Jan. 8 (Bloomberg) -- Rubber advanced to near an eight-month high on optimism China, the biggest buyer, will increase inventories ahead of holidays next month.
Rubber for delivery in June gained 0.6 percent to settle at 305.6 yen a kilogram ($3,498 a metric ton) on the Tokyo Commodity Exchange. The most-active contract rose to 313.7 yen yesterday, the highest level since May 7.
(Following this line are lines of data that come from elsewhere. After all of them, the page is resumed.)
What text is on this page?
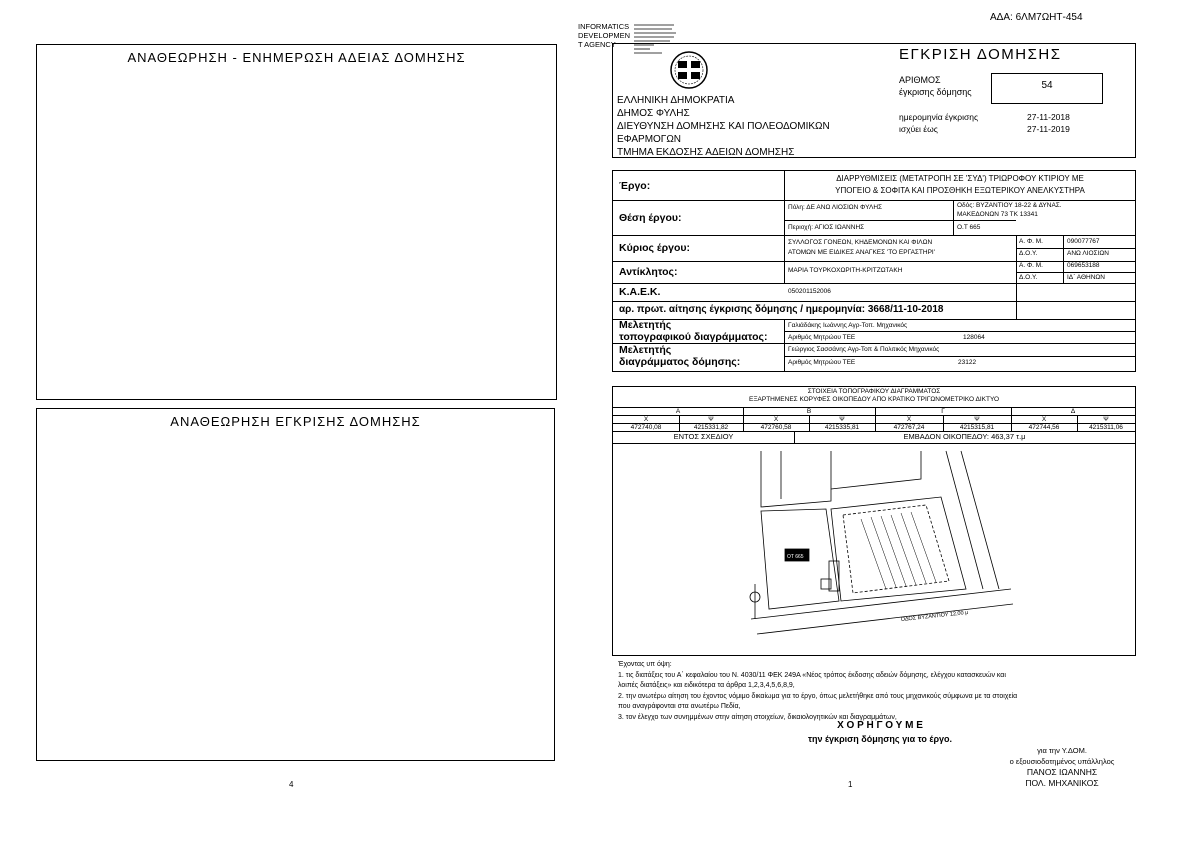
ΑΔΑ: 6ΛΜ7ΩΗΤ-454
ΑΝΑΘΕΩΡΗΣΗ - ΕΝΗΜΕΡΩΣΗ ΑΔΕΙΑΣ ΔΟΜΗΣΗΣ
ΑΝΑΘΕΩΡΗΣΗ ΕΓΚΡΙΣΗΣ ΔΟΜΗΣΗΣ
4
INFORMATICS
DEVELOPMEN
T AGENCY
ΕΛΛΗΝΙΚΗ ΔΗΜΟΚΡΑΤΙΑ
ΔΗΜΟΣ ΦΥΛΗΣ
ΔΙΕΥΘΥΝΣΗ ΔΟΜΗΣΗΣ ΚΑΙ ΠΟΛΕΟΔΟΜΙΚΩΝ
ΕΦΑΡΜΟΓΩΝ
ΤΜΗΜΑ ΕΚΔΟΣΗΣ ΑΔΕΙΩΝ ΔΟΜΗΣΗΣ
ΕΓΚΡΙΣΗ ΔΟΜΗΣΗΣ
ΑΡΙΘΜΟΣ
έγκρισης δόμησης
54
ημερομηνία έγκρισης	27-11-2018
ισχύει έως	27-11-2019
Έργο:
ΔΙΑΡΡΥΘΜΙΣΕΙΣ (ΜΕΤΑΤΡΟΠΗ ΣΕ 'ΣΥΔ') ΤΡΙΩΡΟΦΟΥ ΚΤΙΡΙΟΥ ΜΕ
ΥΠΟΓΕΙΟ & ΣΟΦΙΤΑ ΚΑΙ ΠΡΟΣΘΗΚΗ ΕΞΩΤΕΡΙΚΟΥ ΑΝΕΛΚΥΣΤΗΡΑ
Θέση έργου:
Πόλη: ΔΕ ΑΝΩ ΛΙΟΣΙΩΝ ΦΥΛΗΣ	Οδός: ΒΥΖΑΝΤΙΟΥ 18-22 & ΔΥΝΑΣ.
ΜΑΚΕΔΟΝΩΝ 73 ΤΚ 13341
Περιοχή: ΑΓΙΟΣ ΙΩΑΝΝΗΣ	Ο.Τ 665
Κύριος έργου:	ΣΥΛΛΟΓΟΣ ΓΟΝΕΩΝ, ΚΗΔΕΜΟΝΩΝ ΚΑΙ ΦΙΛΩΝ
ΑΤΟΜΩΝ ΜΕ ΕΙΔΙΚΕΣ ΑΝΑΓΚΕΣ 'ΤΟ ΕΡΓΑΣΤΗΡΙ'
Α. Φ. Μ.	090077767
Δ.Ο.Υ.	ΑΝΩ ΛΙΟΣΙΩΝ
Αντίκλητος:	ΜΑΡΙΑ ΤΟΥΡΚΟΧΩΡΙΤΗ-ΚΡΙΤΖΩΤΑΚΗ
Α. Φ. Μ.	069653188
Δ.Ο.Υ.	ΙΔ΄ ΑΘΗΝΩΝ
Κ.Α.Ε.Κ.	050201152006
αρ. πρωτ. αίτησης έγκρισης δόμησης / ημερομηνία: 3668/11-10-2018
Μελετητής
τοπογραφικού διαγράμματος:
Γαλιάδάκης Ιωάννης Αγρ-Τοπ. Μηχανικός
Αριθμός Μητρώου ΤΕΕ	128064
Μελετητής
διαγράμματος δόμησης:
Γεώργιος Σασσάνης Αγρ-Τοπ & Πολιτικός Μηχανικός
Αριθμός Μητρώου ΤΕΕ	23122
ΣΤΟΙΧΕΙΑ ΤΟΠΟΓΡΑΦΙΚΟΥ ΔΙΑΓΡΑΜΜΑΤΟΣ
ΕΞΑΡΤΗΜΕΝΕΣ ΚΟΡΥΦΕΣ ΟΙΚΟΠΕΔΟΥ ΑΠΟ ΚΡΑΤΙΚΟ ΤΡΙΓΩΝΟΜΕΤΡΙΚΟ ΔΙΚΤΥΟ
Α	Β	Γ	Δ
Χ	Ψ	Χ	Ψ	Χ	Ψ	Χ	Ψ
472740,08	4215331,82	472760,58	4215335,81	472767,24	4215315,81	472744,56	4215311,06
ΕΝΤΟΣ ΣΧΕΔΙΟΥ	ΕΜΒΑΔΟΝ ΟΙΚΟΠΕΔΟΥ: 463,37 τ.μ
ΟΤ 665
ΟΔΟΣ ΒΥΖΑΝΤΙΟΥ 12,00 μ
Έχοντας υπ όψη:
1. τις διατάξεις του Α΄ κεφαλαίου του Ν. 4030/11 ΦΕΚ 249Α «Νέος τρόπος έκδοσης αδειών δόμησης, ελέγχου κατασκευών και
λοιπές διατάξεις» και ειδικότερα τα άρθρα 1,2,3,4,5,6,8,9,
2. την ανωτέρω αίτηση του έχοντος νόμιμο δικαίωμα για το έργο, όπως μελετήθηκε από τους μηχανικούς σύμφωνα με τα στοιχεία
που αναγράφονται στα ανωτέρω Πεδία,
3. τον έλεγχο των συνημμένων στην αίτηση στοιχείων, δικαιολογητικών και διαγραμμάτων,
Χ Ο Ρ Η Γ Ο Υ Μ Ε
την έγκριση δόμησης για το έργο.
για την Υ.ΔΟΜ.
ο εξουσιοδοτημένος υπάλληλος
ΠΑΝΟΣ ΙΩΑΝΝΗΣ
ΠΟΛ. ΜΗΧΑΝΙΚΟΣ
1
Futures also climbed as oil traded near a four-month high in New York, raising the appeal of natural rubber as an alternative to synthetic products used in tires, before a government report that may show refinery utilization rose and stockpiles increased in the U.S. Natural-rubber inventories gained 1,770 tons to 97,697 tons, the highest since March 2010, the Shanghai Futures Exchange said on Jan. 4.
“Rising crude oil prices are supportive,” Chaiwat Muenmee, an analyst at DS Futures Co., said by phone from Bangkok. Optimism that China will build up stocks ahead of Chinese New Year also gave a boost, he added. China’s markets are closed in the week beginning Feb. 11 for the holiday.
Gains were limited by the Japanese currency heading for the biggest two-day gain in five weeks, extending a rally from its 2 1/2 year low, said Naohiro Niimura, a partner at research company Market Risk Advisory in Tokyo.
Rubber for delivery in May added 0.4 percent to close at 26,180 yuan ($4,205) a ton on the Shanghai Futures Exchange. Thai rubber free-on-board fell 1 percent to 101.35 baht ($3.33) a kilogram today, according to the Rubber Research Institute of Thailand.